Carmen Vetter, Loom, 2012kilnformed glass, 21 x 21.5 x 1.25 inches (installed)
Portland, OR – Unforgiving Edge/What Remains looks at the effect that a particular coastal region of Scotland had on US artists Susan Longini and Carmen Vetter. The exhibition will be on view at Bullseye Gallery May 30 through July 28, 2012.
Residencies create scattered communities loosely connected by a shared experience of a place. California-based artist Susan Longini and Portland-based artist Carmen Vetter both, at different times, participated in residencies in Northern Scotland and were both struck by the windswept, ocean carved cliffs and ways in which the croft houses mimicked and clung to the landscape. “Scotland encouraged me to look to place for inspiration,” says Vetter.

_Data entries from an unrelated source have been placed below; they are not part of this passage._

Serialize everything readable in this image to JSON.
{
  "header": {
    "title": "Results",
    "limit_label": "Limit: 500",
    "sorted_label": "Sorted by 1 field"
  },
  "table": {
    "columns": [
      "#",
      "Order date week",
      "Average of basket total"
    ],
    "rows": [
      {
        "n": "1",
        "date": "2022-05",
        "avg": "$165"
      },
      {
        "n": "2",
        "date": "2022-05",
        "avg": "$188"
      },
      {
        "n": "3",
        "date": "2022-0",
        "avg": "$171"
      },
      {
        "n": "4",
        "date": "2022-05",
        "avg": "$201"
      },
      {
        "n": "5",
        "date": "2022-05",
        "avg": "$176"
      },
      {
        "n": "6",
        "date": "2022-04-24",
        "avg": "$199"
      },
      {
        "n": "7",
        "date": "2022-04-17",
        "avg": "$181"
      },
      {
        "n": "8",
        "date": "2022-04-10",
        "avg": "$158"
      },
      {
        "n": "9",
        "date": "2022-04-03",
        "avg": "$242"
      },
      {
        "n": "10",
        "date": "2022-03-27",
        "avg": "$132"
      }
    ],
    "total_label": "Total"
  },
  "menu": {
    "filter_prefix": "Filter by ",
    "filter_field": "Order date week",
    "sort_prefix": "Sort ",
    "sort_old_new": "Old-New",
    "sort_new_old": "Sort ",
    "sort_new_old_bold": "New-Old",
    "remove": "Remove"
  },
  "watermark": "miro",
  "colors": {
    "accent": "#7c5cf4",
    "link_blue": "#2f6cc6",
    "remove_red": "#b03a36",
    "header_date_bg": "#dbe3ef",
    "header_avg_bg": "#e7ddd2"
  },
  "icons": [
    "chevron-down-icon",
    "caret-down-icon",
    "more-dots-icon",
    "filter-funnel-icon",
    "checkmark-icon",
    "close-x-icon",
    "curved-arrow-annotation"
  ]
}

What she found was an iconography that speaks of erosion and loss. “The chimneys,” Vetter continues, “sown across that vast, primeval landscape have come to represent, for me, what remains.”
Longini sees the relationship between mankind and the landscape as a poetic reminder of human endurance. “The crofters, who found themselves pushed against this unforgiving coast, looked through the mist and fog and knew that this was where they had to make a stand, to make a life from the North Sea,” says Longini. The resulting pâte de verre wall works speak to the delicate balance between the sublime and terrifying vastness of the world and how we have situated ourselves in it. Longini believes that the crofters' “resolve, courage and ingenuity still vibrate and call for us all to stand looking into the mist and to find our own courage to move ahead.”